All admired John McCain, all held him in the highest regard, and all have been disgusted as McCain has descended into a Republican hack.
There’s still David Broder, I suppose. But by and large, McCain’s support group is now limited to the conservative advocacy media, most of whose members would be a lot happier if they were thumping the tubs for Mitt Romney.
Will this matter in the real world? Hard to say. At a minimum, the MSM’s growing reluctance to give McCain some sort of personal-honor mulligan could exert a slightly restraining influence over the precise depths of nastiness to which his campaign ultimately descends. During the debates, where media ratings typically have an modest but real effect on how voters perceive the performance of candidates, McCain will not benefit like George W. Bush did in 2000 and 2004 from the personal hostility of reporters and pundits towards his opponent.
Team McCain may, of course, simply incorporate media disdain into its panoply of Evil Forces that their candidate is fighting to vanquish, much as they did during the roll-out of the Palin selection.

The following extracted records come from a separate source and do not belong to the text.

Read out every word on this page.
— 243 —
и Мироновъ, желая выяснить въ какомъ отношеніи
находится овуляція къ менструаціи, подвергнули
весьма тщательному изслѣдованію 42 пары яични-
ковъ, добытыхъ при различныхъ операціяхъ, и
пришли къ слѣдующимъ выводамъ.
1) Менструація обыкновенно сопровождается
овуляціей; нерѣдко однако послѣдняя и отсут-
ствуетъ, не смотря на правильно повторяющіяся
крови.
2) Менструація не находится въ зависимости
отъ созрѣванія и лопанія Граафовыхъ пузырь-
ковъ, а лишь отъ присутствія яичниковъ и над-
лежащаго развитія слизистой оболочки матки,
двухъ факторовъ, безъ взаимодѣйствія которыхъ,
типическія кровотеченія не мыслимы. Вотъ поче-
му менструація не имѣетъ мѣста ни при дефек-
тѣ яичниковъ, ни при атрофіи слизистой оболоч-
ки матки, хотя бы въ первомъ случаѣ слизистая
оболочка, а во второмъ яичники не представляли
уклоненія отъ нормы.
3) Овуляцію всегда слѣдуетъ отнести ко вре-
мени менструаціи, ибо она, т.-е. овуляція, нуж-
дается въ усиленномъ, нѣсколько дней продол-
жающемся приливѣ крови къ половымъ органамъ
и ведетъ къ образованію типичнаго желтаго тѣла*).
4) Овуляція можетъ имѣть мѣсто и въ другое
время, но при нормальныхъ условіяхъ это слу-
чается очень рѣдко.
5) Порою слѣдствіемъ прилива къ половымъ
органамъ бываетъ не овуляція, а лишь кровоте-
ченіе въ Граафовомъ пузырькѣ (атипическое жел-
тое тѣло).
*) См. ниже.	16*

A full-fledged Nixon-Agnew-style assault on the MSM would definitely please “the base,” along with the Fox News types who want to remake the media world in their own image. But that’s a tricky business, which could backfire by making the MSM, long the validator of McCain’s “maverick” street cred, a real and abiding enemy.
The strange thing about this whole phenomenon is the genuine sense of hurt and betrayal exhibited by McCain’s former media friends. It’s been obvious to a lot of us for quite some time that McCain was going to become very McNasty in this general election, as a strategic necessity. It’s what candidates typically do when their party and ideology are jarringly out of step with public opinion–particularly if they are 72 years old and this is their last shot at the brass ring of the presidency.
It says a lot about the McCain Myth that so many smart people thought he’d do less than whatever it took to put himself into a competitive position out of some sort of invincible sense of decency. But now they know better.